Pedido de voto e críticas ao PT
Rollo afirma que, mesmo se tivesse confundido os dois momentos, Bolsonaro não fez um pedido explícito de voto.
“Ele diz ‘vamos todos votar’, ‘vontade do povo dia 2’, etc. São frases escolhidas sem menção a ele, para serem vagas e subjetivas” afirma o constitucionalista.
“Ele poderia argumentar que está falando sobre o ‘dever cívico do voto'”, explica a advogada Vânia Aieta, professora da UERJ e especialista em direito eleitoral.
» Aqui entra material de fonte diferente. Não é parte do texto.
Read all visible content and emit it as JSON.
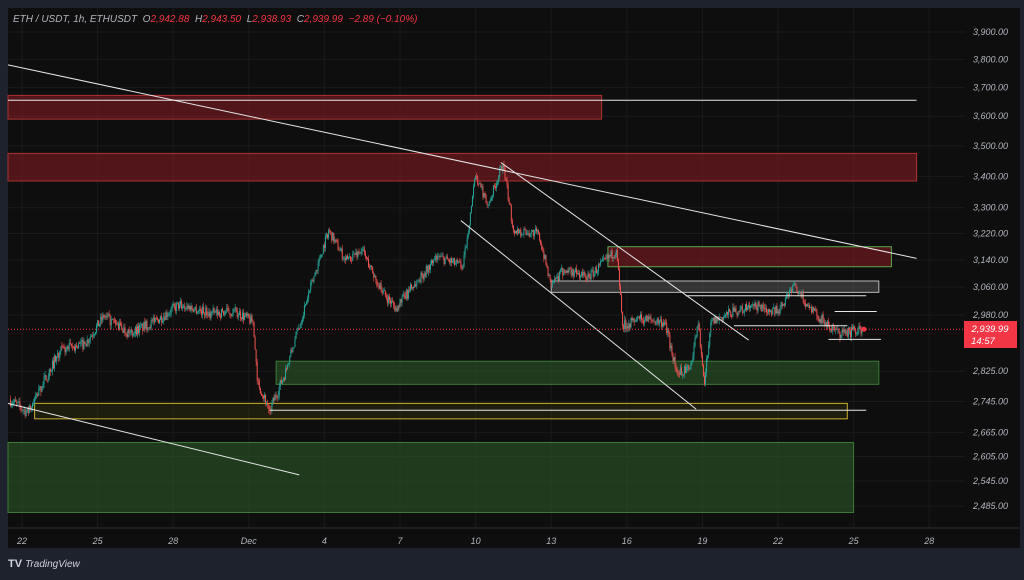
{
  "header": {
    "symbol": "ETH / USDT, 1h, ETHUSDT",
    "open_label": "O",
    "open": "2,942.88",
    "high_label": "H",
    "high": "2,943.50",
    "low_label": "L",
    "low": "2,938.93",
    "close_label": "C",
    "close": "2,939.99",
    "change": "−2.89 (−0.10%)"
  },
  "colors": {
    "background": "#0e0e0e",
    "up": "#26a69a",
    "down": "#ef5350",
    "last_price": "#f23645",
    "supply_zone": "#8b1e24",
    "demand_zone": "#2e5e2a",
    "axis_text": "#b2b5be"
  },
  "last_price": {
    "value": "2,939.99",
    "countdown": "14:57"
  },
  "branding": {
    "name": "TradingView"
  },
  "chart_data": {
    "type": "candlestick",
    "interval": "1h",
    "y_scale": "log",
    "ylim": [
      2440,
      3980
    ],
    "y_ticks": [
      "3,900.00",
      "3,800.00",
      "3,700.00",
      "3,600.00",
      "3,500.00",
      "3,400.00",
      "3,300.00",
      "3,220.00",
      "3,140.00",
      "3,060.00",
      "2,980.00",
      "2,825.00",
      "2,745.00",
      "2,665.00",
      "2,605.00",
      "2,545.00",
      "2,485.00"
    ],
    "x_ticks": [
      {
        "label": "22",
        "date": "11-22"
      },
      {
        "label": "25",
        "date": "11-25"
      },
      {
        "label": "28",
        "date": "11-28"
      },
      {
        "label": "Dec",
        "date": "12-01"
      },
      {
        "label": "4",
        "date": "12-04"
      },
      {
        "label": "7",
        "date": "12-07"
      },
      {
        "label": "10",
        "date": "12-10"
      },
      {
        "label": "13",
        "date": "12-13"
      },
      {
        "label": "16",
        "date": "12-16"
      },
      {
        "label": "19",
        "date": "12-19"
      },
      {
        "label": "22",
        "date": "12-22"
      },
      {
        "label": "25",
        "date": "12-25"
      },
      {
        "label": "28",
        "date": "12-28"
      }
    ],
    "price_path": [
      [
        "11-21 12",
        2750
      ],
      [
        "11-22 06",
        2715
      ],
      [
        "11-23 12",
        2880
      ],
      [
        "11-24 12",
        2900
      ],
      [
        "11-25 06",
        2975
      ],
      [
        "11-26 06",
        2930
      ],
      [
        "11-27 06",
        2960
      ],
      [
        "11-28 06",
        3010
      ],
      [
        "11-29 12",
        2985
      ],
      [
        "11-30 12",
        2990
      ],
      [
        "12-01 04",
        2960
      ],
      [
        "12-01 08",
        2800
      ],
      [
        "12-01 20",
        2722
      ],
      [
        "12-02 12",
        2830
      ],
      [
        "12-03 06",
        3010
      ],
      [
        "12-04 04",
        3230
      ],
      [
        "12-04 20",
        3140
      ],
      [
        "12-05 12",
        3170
      ],
      [
        "12-06 06",
        3050
      ],
      [
        "12-06 20",
        3000
      ],
      [
        "12-07 12",
        3060
      ],
      [
        "12-08 12",
        3150
      ],
      [
        "12-09 12",
        3120
      ],
      [
        "12-10 00",
        3400
      ],
      [
        "12-10 12",
        3310
      ],
      [
        "12-11 02",
        3440
      ],
      [
        "12-11 12",
        3230
      ],
      [
        "12-12 12",
        3220
      ],
      [
        "12-13 00",
        3060
      ],
      [
        "12-13 12",
        3110
      ],
      [
        "12-14 12",
        3090
      ],
      [
        "12-15 14",
        3170
      ],
      [
        "12-15 20",
        2950
      ],
      [
        "12-16 12",
        2970
      ],
      [
        "12-17 12",
        2960
      ],
      [
        "12-18 00",
        2820
      ],
      [
        "12-18 12",
        2830
      ],
      [
        "12-18 20",
        2955
      ],
      [
        "12-19 02",
        2790
      ],
      [
        "12-19 08",
        2960
      ],
      [
        "12-20 06",
        2990
      ],
      [
        "12-21 06",
        3005
      ],
      [
        "12-22 00",
        2990
      ],
      [
        "12-22 14",
        3065
      ],
      [
        "12-23 06",
        3000
      ],
      [
        "12-24 00",
        2950
      ],
      [
        "12-24 12",
        2925
      ],
      [
        "12-25 08",
        2939.99
      ]
    ],
    "zones": [
      {
        "kind": "supply",
        "from": "11-21 00",
        "to": "12-15 00",
        "low": 3590,
        "high": 3672
      },
      {
        "kind": "supply",
        "from": "11-21 00",
        "to": "12-27 12",
        "low": 3385,
        "high": 3475
      },
      {
        "kind": "supply",
        "from": "12-15 06",
        "to": "12-26 12",
        "low": 3120,
        "high": 3180,
        "border": "green"
      },
      {
        "kind": "neutral",
        "from": "12-13 00",
        "to": "12-26 00",
        "low": 3045,
        "high": 3078
      },
      {
        "kind": "demand",
        "from": "12-02 02",
        "to": "12-26 00",
        "low": 2790,
        "high": 2852
      },
      {
        "kind": "outline",
        "from": "11-22 12",
        "to": "12-24 18",
        "low": 2700,
        "high": 2740
      },
      {
        "kind": "demand",
        "from": "11-21 00",
        "to": "12-25 00",
        "low": 2470,
        "high": 2640
      }
    ],
    "lines": [
      {
        "from": [
          "11-21 00",
          3655
        ],
        "to": [
          "12-27 12",
          3655
        ]
      },
      {
        "from": [
          "11-21 00",
          3780
        ],
        "to": [
          "12-27 12",
          3145
        ]
      },
      {
        "from": [
          "11-21 00",
          2740
        ],
        "to": [
          "12-03 00",
          2560
        ]
      },
      {
        "from": [
          "12-11 00",
          3445
        ],
        "to": [
          "12-20 20",
          2910
        ]
      },
      {
        "from": [
          "12-09 10",
          3260
        ],
        "to": [
          "12-18 18",
          2725
        ]
      },
      {
        "from": [
          "12-01 20",
          2722
        ],
        "to": [
          "12-25 12",
          2722
        ]
      },
      {
        "from": [
          "12-18 08",
          3035
        ],
        "to": [
          "12-25 12",
          3035
        ]
      },
      {
        "from": [
          "12-24 06",
          2990
        ],
        "to": [
          "12-25 22",
          2990
        ]
      },
      {
        "from": [
          "12-20 06",
          2950
        ],
        "to": [
          "12-24 18",
          2950
        ]
      },
      {
        "from": [
          "12-24 00",
          2912
        ],
        "to": [
          "12-26 02",
          2912
        ]
      }
    ]
  }
}
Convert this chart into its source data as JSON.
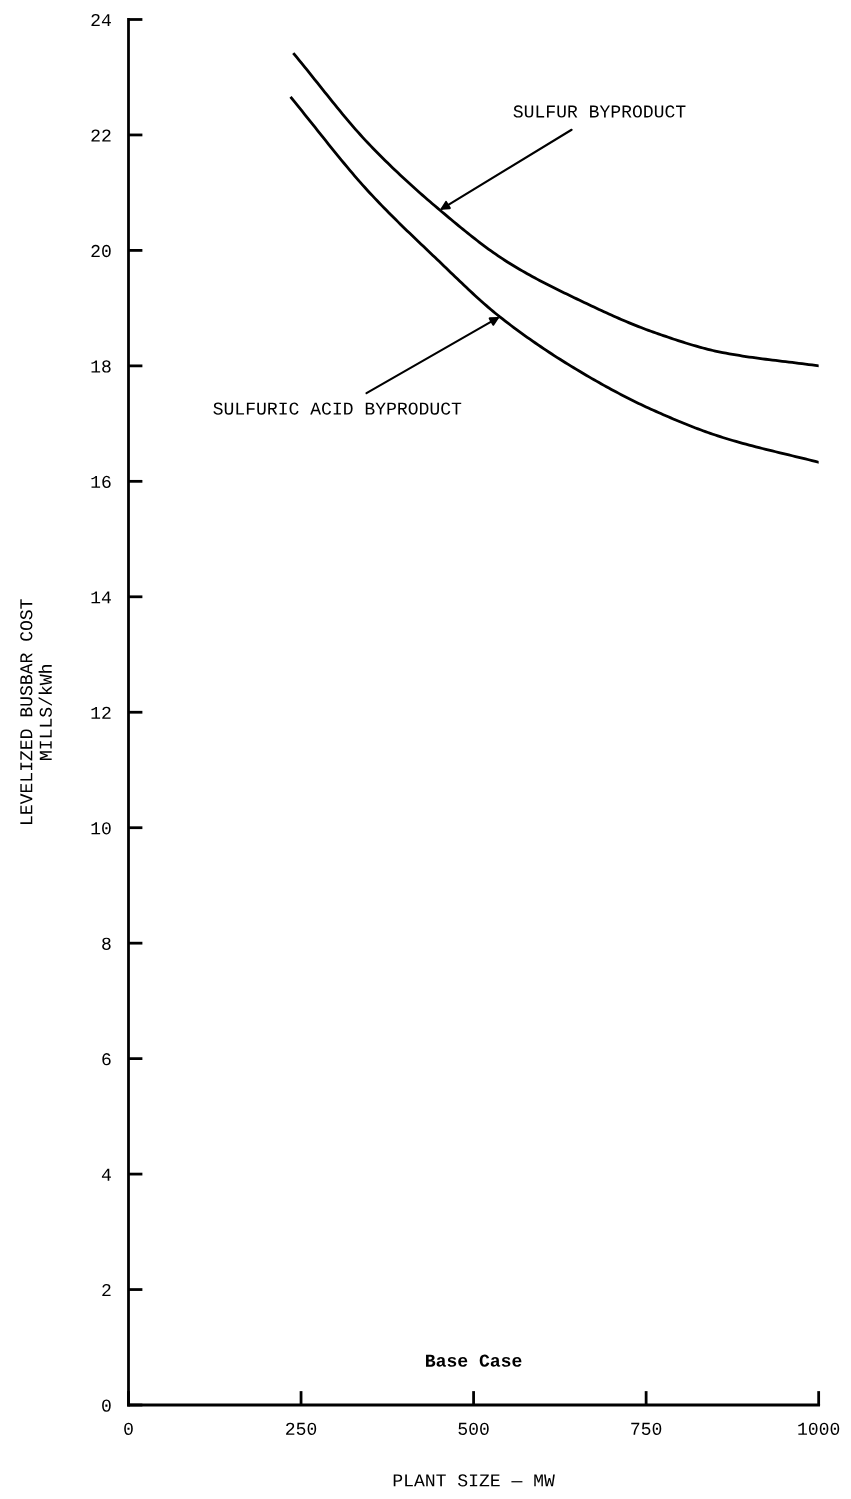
{
  "chart_data": {
    "type": "line",
    "xlabel": "PLANT SIZE — MW",
    "ylabel": "LEVELIZED BUSBAR COST\nMILLS/kWh",
    "xlim": [
      0,
      1000
    ],
    "ylim": [
      0,
      24
    ],
    "xticks": [
      0,
      250,
      500,
      750,
      1000
    ],
    "yticks": [
      0,
      2,
      4,
      6,
      8,
      10,
      12,
      14,
      16,
      18,
      20,
      22,
      24
    ],
    "grid": false,
    "marker": "none",
    "line_style": "solid",
    "series": [
      {
        "color": "#000000",
        "x": [
          240,
          347,
          451,
          549,
          653,
          757,
          861,
          1000
        ],
        "values": [
          23.4,
          21.86,
          20.7,
          19.8,
          19.14,
          18.6,
          18.23,
          18.0
        ]
      },
      {
        "color": "#000000",
        "x": [
          236,
          347,
          444,
          538,
          653,
          757,
          861,
          1000
        ],
        "values": [
          22.64,
          21.03,
          19.88,
          18.85,
          17.91,
          17.25,
          16.76,
          16.33
        ]
      }
    ],
    "annotations": [
      {
        "text": "SULFUR BYPRODUCT",
        "x": 451,
        "y": 20.7
      },
      {
        "text": "SULFURIC ACID BYPRODUCT",
        "x": 538,
        "y": 18.85
      },
      "Base Case"
    ]
  }
}
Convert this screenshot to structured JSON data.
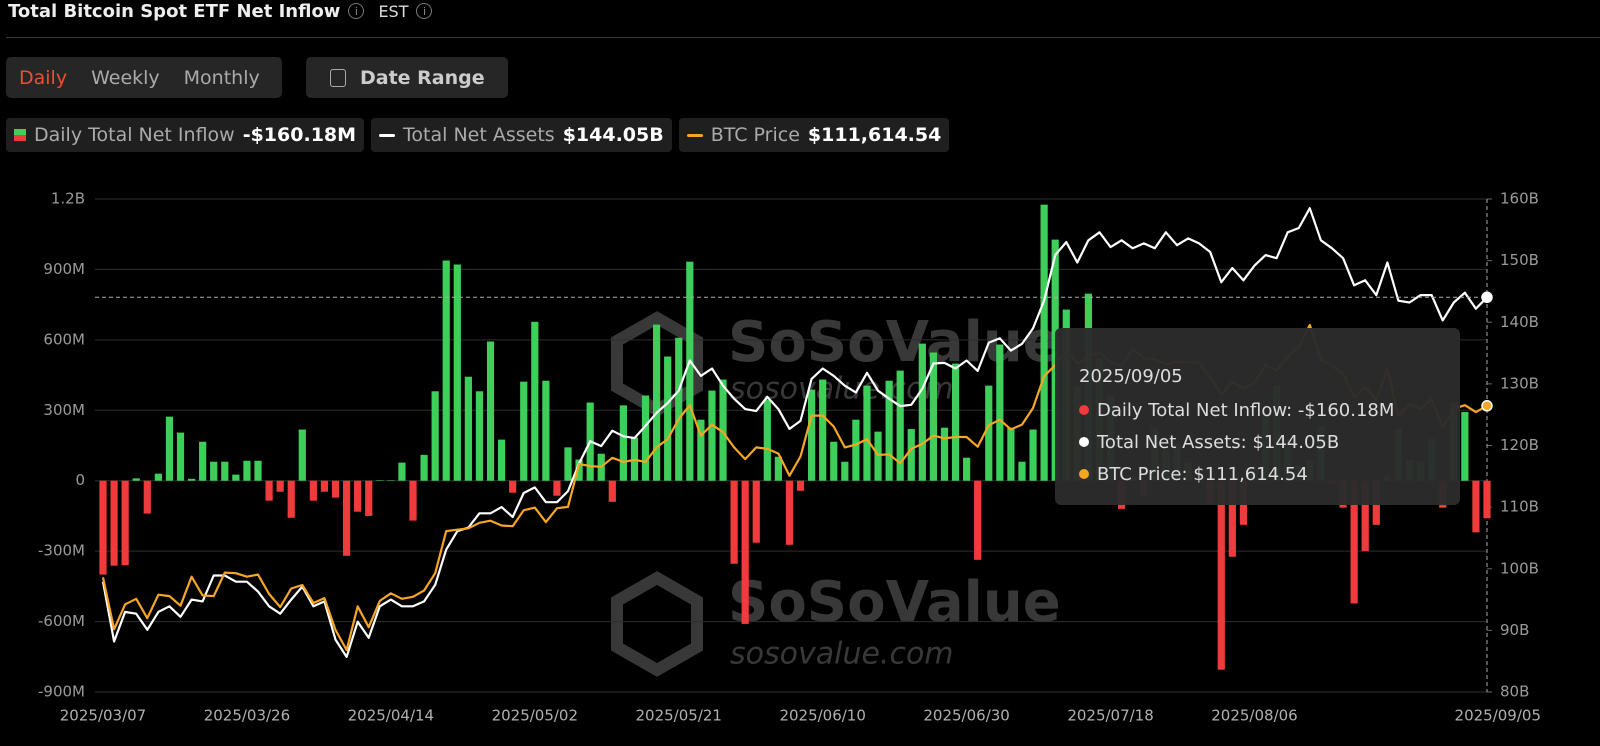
{
  "header": {
    "title": "Total Bitcoin Spot ETF Net Inflow",
    "timezone": "EST"
  },
  "controls": {
    "tabs": [
      "Daily",
      "Weekly",
      "Monthly"
    ],
    "date_range": "Date Range"
  },
  "watermark": {
    "brand": "SoSoValue",
    "url": "sosovalue.com"
  },
  "chart_data": {
    "type": "bar",
    "categories": [
      "2025/03/07",
      null,
      null,
      null,
      null,
      null,
      null,
      null,
      null,
      null,
      null,
      null,
      null,
      "2025/03/26",
      null,
      null,
      null,
      null,
      null,
      null,
      null,
      null,
      null,
      null,
      null,
      null,
      "2025/04/14",
      null,
      null,
      null,
      null,
      null,
      null,
      null,
      null,
      null,
      null,
      null,
      null,
      "2025/05/02",
      null,
      null,
      null,
      null,
      null,
      null,
      null,
      null,
      null,
      null,
      null,
      null,
      "2025/05/21",
      null,
      null,
      null,
      null,
      null,
      null,
      null,
      null,
      null,
      null,
      null,
      null,
      "2025/06/10",
      null,
      null,
      null,
      null,
      null,
      null,
      null,
      null,
      null,
      null,
      null,
      null,
      "2025/06/30",
      null,
      null,
      null,
      null,
      null,
      null,
      null,
      null,
      null,
      null,
      null,
      null,
      "2025/07/18",
      null,
      null,
      null,
      null,
      null,
      null,
      null,
      null,
      null,
      null,
      null,
      null,
      "2025/08/06",
      null,
      null,
      null,
      null,
      null,
      null,
      null,
      null,
      null,
      null,
      null,
      null,
      null,
      null,
      null,
      null,
      null,
      null,
      null,
      null,
      "2025/09/05"
    ],
    "series": [
      {
        "name": "Daily Total Net Inflow",
        "type": "bar",
        "axis": "y",
        "color": "#3ecf5a",
        "negative_color": "#ef3b3b",
        "values": [
          -400,
          -362,
          -360,
          10,
          -140,
          30,
          273,
          205,
          8,
          166,
          81,
          81,
          26,
          85,
          85,
          -85,
          -47,
          -158,
          218,
          -85,
          -47,
          -72,
          -320,
          -132,
          -150,
          2,
          1,
          77,
          -170,
          110,
          381,
          938,
          921,
          443,
          381,
          593,
          175,
          -51,
          422,
          677,
          426,
          -64,
          142,
          90,
          333,
          115,
          -90,
          321,
          184,
          363,
          665,
          529,
          609,
          933,
          260,
          384,
          431,
          -354,
          -610,
          -264,
          346,
          102,
          -273,
          -43,
          388,
          431,
          166,
          81,
          260,
          405,
          209,
          426,
          469,
          220,
          584,
          546,
          226,
          499,
          98,
          -337,
          405,
          580,
          226,
          81,
          218,
          1176,
          1027,
          729,
          403,
          797,
          522,
          363,
          -120,
          20,
          -68,
          227,
          131,
          157,
          80,
          6,
          -100,
          -805,
          -324,
          -188,
          49,
          281,
          404,
          178,
          65,
          87,
          231,
          -14,
          -115,
          -523,
          -300,
          -188,
          23,
          219,
          88,
          81,
          179,
          -115,
          333,
          293,
          -220,
          -160.18
        ]
      },
      {
        "name": "Total Net Assets",
        "type": "line",
        "axis": "y2",
        "color": "#ffffff",
        "values": [
          97.9,
          88.2,
          93.0,
          92.7,
          90.1,
          93.0,
          93.9,
          92.2,
          95.0,
          94.7,
          98.9,
          98.9,
          97.9,
          97.9,
          96.3,
          93.9,
          92.7,
          95.0,
          97.1,
          93.9,
          94.7,
          88.5,
          85.7,
          91.4,
          88.8,
          93.9,
          95.0,
          93.9,
          93.9,
          94.7,
          97.4,
          103.1,
          106.1,
          106.7,
          109.0,
          109.0,
          110.0,
          108.4,
          112.3,
          113.2,
          110.8,
          110.8,
          112.6,
          117.1,
          120.7,
          119.9,
          122.4,
          121.5,
          121.2,
          123.2,
          125.3,
          126.9,
          128.9,
          133.8,
          131.3,
          132.5,
          129.7,
          127.6,
          125.9,
          125.6,
          127.9,
          125.9,
          122.7,
          124.0,
          130.8,
          132.5,
          131.3,
          129.7,
          128.6,
          131.8,
          128.9,
          127.6,
          126.4,
          126.6,
          129.2,
          133.3,
          133.4,
          132.5,
          133.8,
          132.1,
          136.7,
          137.4,
          135.4,
          136.5,
          139.0,
          143.5,
          150.9,
          153.0,
          149.7,
          153.3,
          154.6,
          152.2,
          153.3,
          152.0,
          152.8,
          152.0,
          154.6,
          152.5,
          153.6,
          152.8,
          151.4,
          146.5,
          148.8,
          146.8,
          149.2,
          150.9,
          150.4,
          154.6,
          155.3,
          158.5,
          153.3,
          152.0,
          150.4,
          146.0,
          146.8,
          144.4,
          149.7,
          143.5,
          143.2,
          144.4,
          144.4,
          140.3,
          143.2,
          144.8,
          142.2,
          144.05
        ]
      },
      {
        "name": "BTC Price",
        "type": "line",
        "color": "#f5a623",
        "values": [
          86800,
          79300,
          82900,
          83700,
          80900,
          84300,
          84100,
          82700,
          86900,
          84200,
          84100,
          87500,
          87400,
          86900,
          87200,
          84400,
          82500,
          85200,
          85700,
          83100,
          83800,
          79200,
          76300,
          82600,
          79600,
          83400,
          84500,
          83700,
          84000,
          84900,
          87400,
          93500,
          93700,
          93900,
          94700,
          95000,
          94300,
          94200,
          96500,
          96900,
          94800,
          96800,
          97000,
          103200,
          102900,
          102800,
          104100,
          103500,
          103800,
          103500,
          105600,
          106800,
          109700,
          111700,
          107300,
          108900,
          107800,
          105600,
          103900,
          105600,
          105400,
          104700,
          101500,
          104300,
          110200,
          110200,
          108600,
          105600,
          106000,
          106800,
          104500,
          104600,
          103300,
          105400,
          106100,
          107300,
          106900,
          107100,
          107100,
          105700,
          108800,
          109600,
          108200,
          108900,
          111300,
          115900,
          117500,
          119800,
          117700,
          118700,
          119400,
          117900,
          117400,
          119900,
          118500,
          118300,
          117600,
          118000,
          117900,
          117800,
          115700,
          113300,
          115000,
          114100,
          115000,
          117500,
          116700,
          118700,
          120100,
          123300,
          118300,
          117400,
          116300,
          112900,
          114300,
          112500,
          116900,
          110100,
          111800,
          111200,
          112600,
          108400,
          111200,
          111700,
          110700,
          111614.54
        ]
      }
    ],
    "legend_values": [
      "-$160.18M",
      "$144.05B",
      "$111,614.54"
    ],
    "tooltip_lines": [
      "Daily Total Net Inflow: -$160.18M",
      "Total Net Assets: $144.05B",
      "BTC Price: $111,614.54"
    ],
    "ylim": [
      -900,
      1200
    ],
    "yticks": [
      {
        "value": 1200,
        "label": "1.2B"
      },
      {
        "value": 900,
        "label": "900M"
      },
      {
        "value": 600,
        "label": "600M"
      },
      {
        "value": 300,
        "label": "300M"
      },
      0,
      {
        "value": -300,
        "label": "-300M"
      },
      {
        "value": -600,
        "label": "-600M"
      },
      {
        "value": -900,
        "label": "-900M"
      }
    ],
    "y2lim": [
      80,
      160
    ],
    "y2ticks": [
      {
        "value": 160,
        "label": "160B"
      },
      {
        "value": 150,
        "label": "150B"
      },
      {
        "value": 140,
        "label": "140B"
      },
      {
        "value": 130,
        "label": "130B"
      },
      {
        "value": 120,
        "label": "120B"
      },
      {
        "value": 110,
        "label": "110B"
      },
      {
        "value": 100,
        "label": "100B"
      },
      {
        "value": 90,
        "label": "90B"
      },
      {
        "value": 80,
        "label": "80B"
      }
    ],
    "grid": true
  }
}
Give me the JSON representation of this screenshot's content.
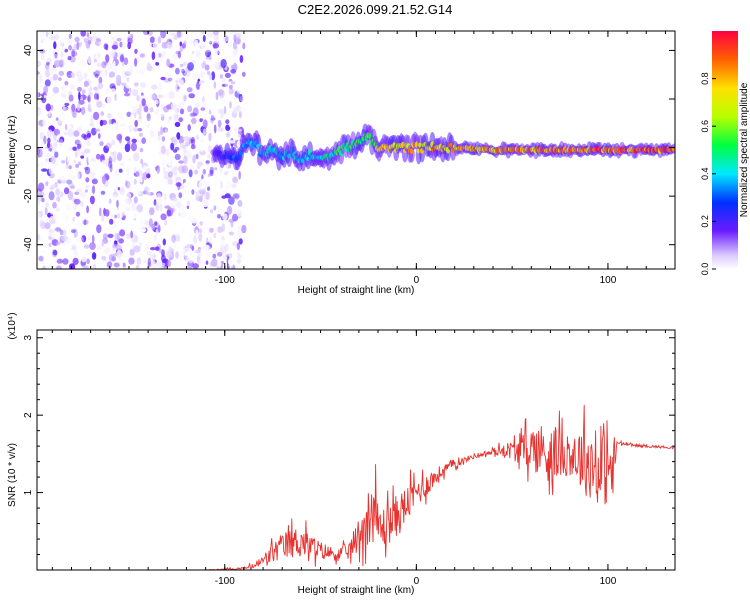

Para Marco Aurélio de Carvalho, no entanto, ao se aproveitar das comemorações da Independência, Bolsonaro usa estrutura do Estado para campanha. “Nos preocupa o uso recorrente dessa estrutura, especialmente a utilização de um feriado nacional, de uma data simbólica, de um evento que gastou milhões de reais, precisa ser examinada com lupa pelo TSE. É um gasto enorme de recursos a favor de um projeto político”, afirma Marco Aurélio.
Segundo a advogada Vania Aieta, Bolsonaro se aproxima mais de um discurso objetivamente eleitoral, que pode passar dos limites do permitido pela legislação, ao criticar adversários.
“Sabemos que temos pela frente uma luta do bem contra o mal” disse Bolsonaro. “O mal que perdurou por 14 anos em nosso país. Que quase quebrou a nossa pátria. E que agora deseja voltar à cena do crime. Não voltarão. O povo está do nosso lado.”
“Isso é campanha eleitoral total. Acho que ele escorrega aí e sai do discurso institucional. É muito provável que a campanha do PT entre com uma representação contra isso”, afirma Aieta. “Em geral ele está dentro dos limites, mas é possível que a campanha do PT queira entrar com representação quando ele fala sobre seus adversários.”
“É um pouco mais objetivo nesse trecho, mas sem citar Lula, PT, ele fica no limite”, opina Rollo. “Ele está bem orientado e nesse caso decorou a frase. Mas se não foi no contexto de uso de recursos públicos ele poderia ser até mais objetivo, citar Lula e PT.”